Sur la situation en Ukraine, humilier et sanctionner la Russie et Vladimir Poutine, c’est se faire des illusions. Comme l’a excellemment dit Hubert Védrine, « la haine de Poutine ne suffit pas à faire une politique ». Comment a-t-on pu laisser espérer un soutien financier à l’Ukraine à la hauteur de ses besoins et une forme d’association à l’Union européenne, alors que l’Ukraine a longtemps été russe et que sa population est profondément divisée entre pro-russes et pro-européens. Les sanctions ne résoudront rien, mais contribueront encore un peu plus à déséquilibrer les échanges économiques. C’est mettre de l’huile sur le feu. La Russie est un grand pays avec lequel il faut avoir des échanges équilibrés. Vladimir Poutine est un homme difficile, autoritaire, nationaliste. Raison de plus pour négocier en lui donnant le sentiment que son pays – et sa personne – sont pris en considération. Mettre l’OTAN en état d’urgence et l’utiliser pour gesticuler n’a aucun sens. C’est se donner une illusion de puissance.

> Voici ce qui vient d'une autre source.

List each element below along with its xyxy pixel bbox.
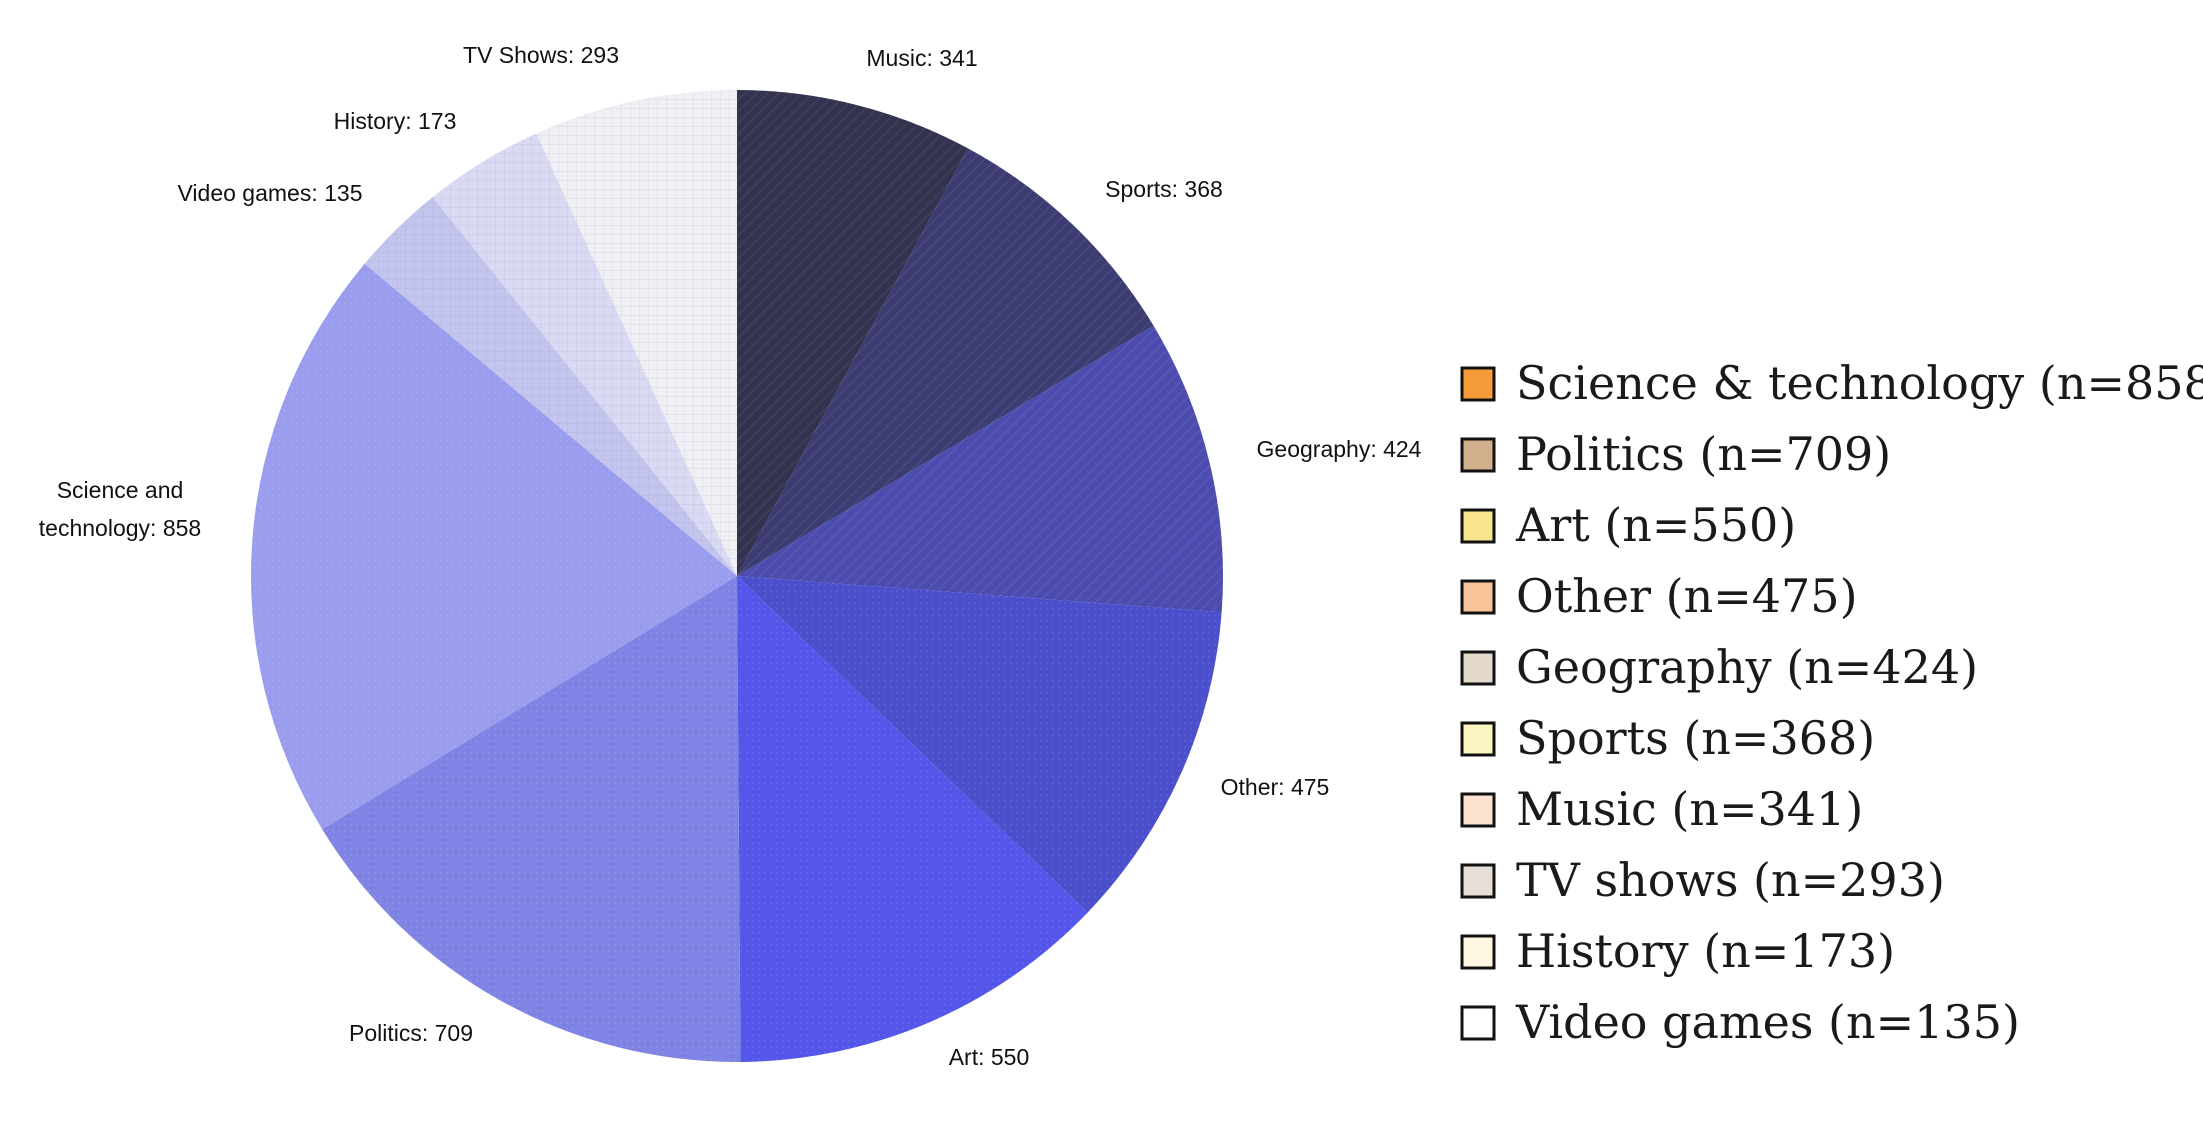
slice-label-history: History: 173 bbox=[334, 108, 457, 134]
slice-label-art: Art: 550 bbox=[949, 1044, 1030, 1070]
legend: Science & technology (n=858) Politics (n=… bbox=[1460, 356, 2203, 1049]
slice-label-sports: Sports: 368 bbox=[1105, 176, 1223, 202]
slice-label-science-and-technology: Science and technology: 858 bbox=[39, 477, 201, 541]
legend-item-geography: Geography (n=424) bbox=[1460, 640, 1978, 694]
slice-label-geography: Geography: 424 bbox=[1257, 436, 1422, 462]
legend-label: History (n=173) bbox=[1516, 924, 1895, 978]
pie-slice-music bbox=[737, 90, 968, 576]
pie-slice-sports bbox=[737, 148, 1154, 577]
legend-item-sports: Sports (n=368) bbox=[1460, 711, 1875, 765]
slice-label-politics: Politics: 709 bbox=[349, 1020, 473, 1046]
legend-item-video-games: Video games (n=135) bbox=[1460, 995, 2020, 1049]
legend-swatch bbox=[1460, 650, 1496, 686]
pie-slice-art bbox=[737, 576, 1088, 1062]
legend-item-science-technology: Science & technology (n=858) bbox=[1460, 356, 2203, 410]
legend-label: Geography (n=424) bbox=[1516, 640, 1978, 694]
slice-label-music: Music: 341 bbox=[866, 45, 977, 71]
legend-swatch bbox=[1460, 437, 1496, 473]
legend-swatch bbox=[1460, 934, 1496, 970]
pie-slice-politics bbox=[322, 576, 741, 1062]
legend-label: Art (n=550) bbox=[1515, 498, 1796, 552]
pie-slice-geography bbox=[737, 325, 1223, 613]
legend-label: Music (n=341) bbox=[1516, 782, 1863, 836]
slice-label-tv-shows: TV Shows: 293 bbox=[463, 42, 619, 68]
legend-item-music: Music (n=341) bbox=[1460, 782, 1863, 836]
legend-label: Other (n=475) bbox=[1516, 569, 1858, 623]
legend-swatch bbox=[1460, 1005, 1496, 1041]
legend-swatch bbox=[1460, 721, 1496, 757]
legend-swatch bbox=[1460, 579, 1496, 615]
legend-swatch bbox=[1460, 792, 1496, 828]
pie-slice-video-games bbox=[364, 197, 737, 576]
legend-label: Video games (n=135) bbox=[1515, 995, 2020, 1049]
legend-label: Science & technology (n=858) bbox=[1516, 356, 2203, 410]
pie-slice-other bbox=[737, 576, 1222, 913]
legend-item-tv-shows: TV shows (n=293) bbox=[1460, 853, 1945, 907]
legend-swatch bbox=[1460, 508, 1496, 544]
slice-label-other: Other: 475 bbox=[1221, 774, 1330, 800]
pie-slice-tv-shows bbox=[536, 90, 737, 576]
pie-slice-science-and-technology bbox=[250, 263, 738, 830]
legend-item-politics: Politics (n=709) bbox=[1460, 427, 1891, 481]
legend-swatch bbox=[1460, 366, 1496, 402]
legend-label: TV shows (n=293) bbox=[1516, 853, 1945, 907]
legend-label: Politics (n=709) bbox=[1516, 427, 1891, 481]
legend-swatch bbox=[1460, 863, 1496, 899]
legend-label: Sports (n=368) bbox=[1516, 711, 1875, 765]
pie-slice-history bbox=[432, 133, 737, 576]
legend-item-history: History (n=173) bbox=[1460, 924, 1895, 978]
legend-item-art: Art (n=550) bbox=[1460, 498, 1796, 552]
legend-item-other: Other (n=475) bbox=[1460, 569, 1858, 623]
slice-label-video-games: Video games: 135 bbox=[178, 180, 363, 206]
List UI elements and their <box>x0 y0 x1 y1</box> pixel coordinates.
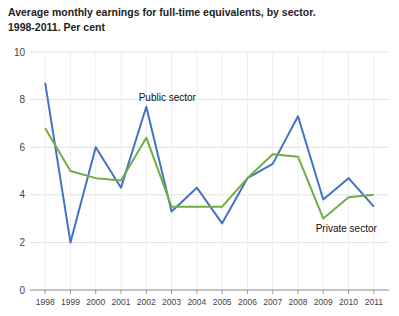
y-tick-label: 2 <box>19 237 25 248</box>
y-tick-label: 6 <box>19 142 25 153</box>
title: Average monthly earnings for full-time e… <box>8 6 316 18</box>
x-tick-label: 2003 <box>162 297 181 307</box>
x-tick-label: 2001 <box>112 297 131 307</box>
annotation: Private sector <box>316 223 378 234</box>
x-tick-label: 2005 <box>213 297 232 307</box>
x-grid-line <box>196 52 197 290</box>
x-grid-line <box>121 52 122 290</box>
x-tick <box>297 290 298 294</box>
annotation: Public sector <box>139 92 197 103</box>
x-tick-label: 2010 <box>339 297 358 307</box>
x-grid-line <box>297 52 298 290</box>
x-tick <box>222 290 223 294</box>
x-tick <box>121 290 122 294</box>
y-grid-line <box>30 290 389 291</box>
x-tick <box>70 290 71 294</box>
x-grid-line <box>95 52 96 290</box>
x-tick <box>247 290 248 294</box>
y-grid-line <box>30 52 389 53</box>
x-tick-label: 2009 <box>314 297 333 307</box>
x-grid-line <box>247 52 248 290</box>
x-grid-line <box>146 52 147 290</box>
x-tick-label: 2000 <box>86 297 105 307</box>
lines <box>45 83 374 242</box>
x-tick-label: 2006 <box>238 297 257 307</box>
y-grid-line <box>30 242 389 243</box>
y-tick-label: 4 <box>19 189 25 200</box>
subtitle: 1998-2011. Per cent <box>8 21 105 33</box>
grid <box>30 52 389 290</box>
y-tick-label: 8 <box>19 94 25 105</box>
x-tick-label: 1998 <box>36 297 55 307</box>
y-tick-label: 10 <box>14 47 26 58</box>
x-tick-label: 1999 <box>61 297 80 307</box>
y-grid-line <box>30 99 389 100</box>
x-grid-line <box>323 52 324 290</box>
x-tick <box>323 290 324 294</box>
x-tick-label: 2002 <box>137 297 156 307</box>
x-tick <box>146 290 147 294</box>
x-tick <box>373 290 374 294</box>
series-line <box>45 83 374 242</box>
x-tick <box>171 290 172 294</box>
x-grid-line <box>348 52 349 290</box>
x-tick-label: 2011 <box>365 297 384 307</box>
x-tick-label: 2008 <box>289 297 308 307</box>
x-tick-label: 2007 <box>263 297 282 307</box>
x-grid-line <box>222 52 223 290</box>
x-tick <box>45 290 46 294</box>
x-tick <box>272 290 273 294</box>
chart: Average monthly earnings for full-time e… <box>0 0 399 316</box>
x-tick <box>95 290 96 294</box>
series-line <box>45 128 374 218</box>
x-grid-line <box>171 52 172 290</box>
x-tick <box>348 290 349 294</box>
x-grid-line <box>272 52 273 290</box>
y-tick-label: 0 <box>19 285 25 296</box>
page: {"chart_data": {"type": "line", "title":… <box>0 0 399 316</box>
x-axis-line <box>30 290 389 291</box>
x-grid-line <box>373 52 374 290</box>
x-tick-label: 2004 <box>187 297 206 307</box>
y-grid-line <box>30 147 389 148</box>
x-tick <box>196 290 197 294</box>
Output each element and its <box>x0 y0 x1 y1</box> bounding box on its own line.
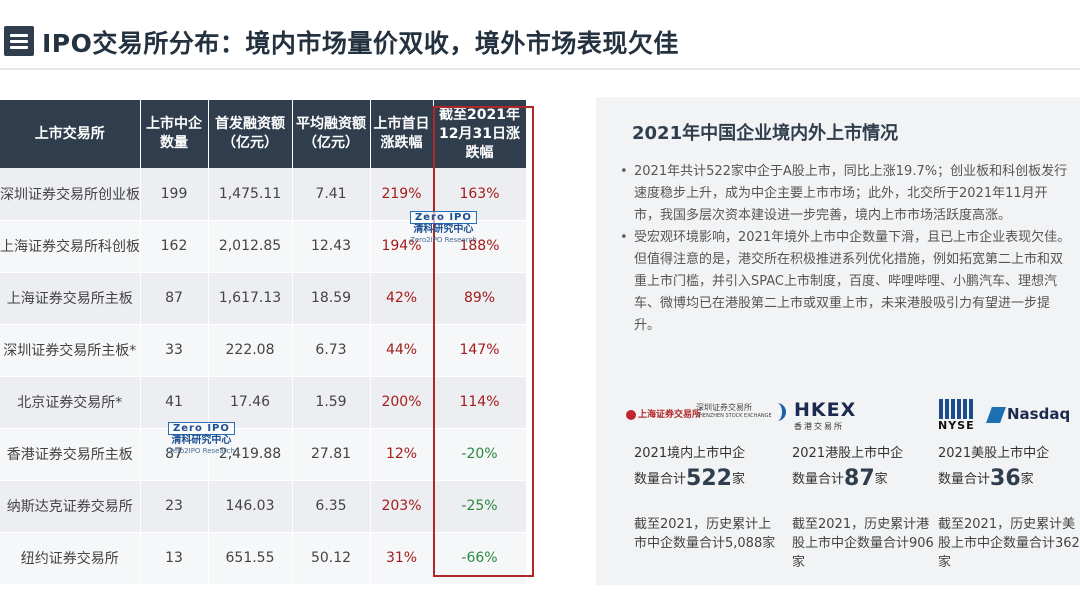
column-header: 截至2021年12月31日涨跌幅 <box>433 100 527 168</box>
cell-ipo-amount: 1,475.11 <box>208 168 293 221</box>
cell-count: 87 <box>140 428 209 481</box>
stat-number: 36 <box>990 466 1021 491</box>
cell-year-end: 89% <box>433 272 527 325</box>
cell-ipo-amount: 17.46 <box>208 376 293 429</box>
cell-count: 199 <box>140 168 209 221</box>
column-header: 上市交易所 <box>0 100 141 168</box>
bullet-item: 受宏观环境影响，2021年境外上市中企数量下滑，且已上市企业表现欠佳。但值得注意… <box>616 227 1072 337</box>
cell-first-day: 44% <box>370 324 434 377</box>
cell-ipo-amount: 651.55 <box>208 532 293 585</box>
panel-title: 2021年中国企业境内外上市情况 <box>632 123 899 144</box>
cell-exchange: 香港证券交易所主板 <box>0 428 141 481</box>
table-row: 深圳证券交易所创业板 199 1,475.11 7.41 219% 163% <box>0 168 527 221</box>
cell-ipo-amount: 222.08 <box>208 324 293 377</box>
bullet-item: 2021年共计522家中企于A股上市，同比上涨19.7%；创业板和科创板发行速度… <box>616 161 1072 227</box>
table-row: 北京证券交易所* 41 17.46 1.59 200% 114% <box>0 376 527 429</box>
cell-exchange: 纳斯达克证券交易所 <box>0 480 141 533</box>
cell-avg-amount: 6.35 <box>292 480 371 533</box>
cell-exchange: 上海证券交易所主板 <box>0 272 141 325</box>
table-header-row: 上市交易所 上市中企数量 首发融资额（亿元） 平均融资额（亿元） 上市首日涨跌幅… <box>0 100 527 168</box>
cell-year-end: 188% <box>433 220 527 273</box>
cell-first-day: 203% <box>370 480 434 533</box>
cell-first-day: 200% <box>370 376 434 429</box>
cell-year-end: 114% <box>433 376 527 429</box>
cell-count: 162 <box>140 220 209 273</box>
column-header: 平均融资额（亿元） <box>292 100 371 168</box>
cell-exchange: 深圳证券交易所主板* <box>0 324 141 377</box>
column-header: 上市中企数量 <box>140 100 209 168</box>
cell-year-end: -20% <box>433 428 527 481</box>
cell-count: 23 <box>140 480 209 533</box>
sse-logo: 上海证券交易所 <box>626 407 701 420</box>
cell-first-day: 31% <box>370 532 434 585</box>
stat-note-hk: 截至2021，历史累计港股上市中企数量合计906家 <box>792 517 934 570</box>
sse-mark-icon <box>626 409 636 420</box>
table-row: 深圳证券交易所主板* 33 222.08 6.73 44% 147% <box>0 324 527 377</box>
szse-mark-icon <box>774 403 786 421</box>
cell-year-end: 147% <box>433 324 527 377</box>
cell-year-end: 163% <box>433 168 527 221</box>
nasdaq-logo: Nasdaq <box>986 405 1070 423</box>
nyse-logo: NYSE <box>938 399 975 432</box>
stat-hk: 2021港股上市中企 数量合计87家 <box>792 446 904 491</box>
table-row: 香港证券交易所主板 87 2,419.88 27.81 12% -20% <box>0 428 527 481</box>
cell-first-day: 219% <box>370 168 434 221</box>
cell-exchange: 上海证券交易所科创板 <box>0 220 141 273</box>
cell-year-end: -66% <box>433 532 527 585</box>
bullet-list: 2021年共计522家中企于A股上市，同比上涨19.7%；创业板和科创板发行速度… <box>616 161 1072 337</box>
cell-count: 13 <box>140 532 209 585</box>
cell-ipo-amount: 146.03 <box>208 480 293 533</box>
nyse-pillars-icon <box>938 399 975 419</box>
exchange-table: 上市交易所 上市中企数量 首发融资额（亿元） 平均融资额（亿元） 上市首日涨跌幅… <box>0 100 530 585</box>
cell-count: 87 <box>140 272 209 325</box>
table-row: 纽约证券交易所 13 651.55 50.12 31% -66% <box>0 532 527 585</box>
title-icon <box>4 26 34 56</box>
exchange-logos: 上海证券交易所 深圳证券交易所 SHENZHEN STOCK EXCHANGE … <box>626 397 1080 437</box>
stat-number: 522 <box>686 466 732 491</box>
stat-number: 87 <box>844 466 875 491</box>
cell-exchange: 北京证券交易所* <box>0 376 141 429</box>
cell-ipo-amount: 2,012.85 <box>208 220 293 273</box>
cell-year-end: -25% <box>433 480 527 533</box>
summary-panel: 2021年中国企业境内外上市情况 2021年共计522家中企于A股上市，同比上涨… <box>596 97 1080 585</box>
table-row: 上海证券交易所主板 87 1,617.13 18.59 42% 89% <box>0 272 527 325</box>
cell-avg-amount: 50.12 <box>292 532 371 585</box>
cell-first-day: 194% <box>370 220 434 273</box>
cell-avg-amount: 27.81 <box>292 428 371 481</box>
cell-count: 33 <box>140 324 209 377</box>
stat-us: 2021美股上市中企 数量合计36家 <box>938 446 1050 491</box>
stat-domestic: 2021境内上市中企 数量合计522家 <box>634 446 746 491</box>
cell-avg-amount: 7.41 <box>292 168 371 221</box>
stat-note-us: 截至2021，历史累计美股上市中企数量合计362家 <box>938 517 1080 570</box>
cell-avg-amount: 1.59 <box>292 376 371 429</box>
cell-exchange: 纽约证券交易所 <box>0 532 141 585</box>
cell-first-day: 12% <box>370 428 434 481</box>
cell-ipo-amount: 2,419.88 <box>208 428 293 481</box>
hkex-logo: HKEX 香港交易所 <box>794 399 857 431</box>
stat-note-domestic: 截至2021，历史累计上市中企数量合计5,088家 <box>634 517 776 551</box>
cell-exchange: 深圳证券交易所创业板 <box>0 168 141 221</box>
cell-count: 41 <box>140 376 209 429</box>
table-row: 纳斯达克证券交易所 23 146.03 6.35 203% -25% <box>0 480 527 533</box>
page-title: IPO交易所分布：境内市场量价双收，境外市场表现欠佳 <box>42 29 679 58</box>
column-header: 首发融资额（亿元） <box>208 100 293 168</box>
cell-ipo-amount: 1,617.13 <box>208 272 293 325</box>
table-row: 上海证券交易所科创板 162 2,012.85 12.43 194% 188% <box>0 220 527 273</box>
cell-avg-amount: 6.73 <box>292 324 371 377</box>
cell-avg-amount: 12.43 <box>292 220 371 273</box>
column-header: 上市首日涨跌幅 <box>370 100 434 168</box>
header-divider <box>0 68 1080 70</box>
cell-first-day: 42% <box>370 272 434 325</box>
szse-logo: 深圳证券交易所 SHENZHEN STOCK EXCHANGE <box>696 403 786 421</box>
cell-avg-amount: 18.59 <box>292 272 371 325</box>
nasdaq-mark-icon <box>986 406 1006 423</box>
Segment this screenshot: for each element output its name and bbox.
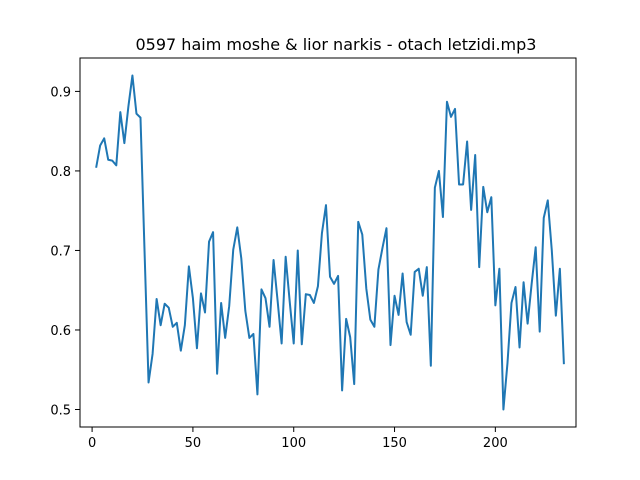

Quant au conflit israélo-palestinien, auquel j’ai consacré mon dernier article, il ne faut pas se faire d’illusions, bombarder dissuade pendant un certain temps, mais n’apporte aucune solution. C’est à la table des négociations qu’une solution durable pourra être trouvée et nulle part ailleurs. Encore faut-il surmonter ses passions et faire preuve de sagesse. C’est pour l’instant une illusion ! Ni le Hamas, ni la droite israélienne ne sont disposés à faire cet effort et la fameuse communauté internationale est impuissante.
Le monde continuera donc à danser au bord du gouffre.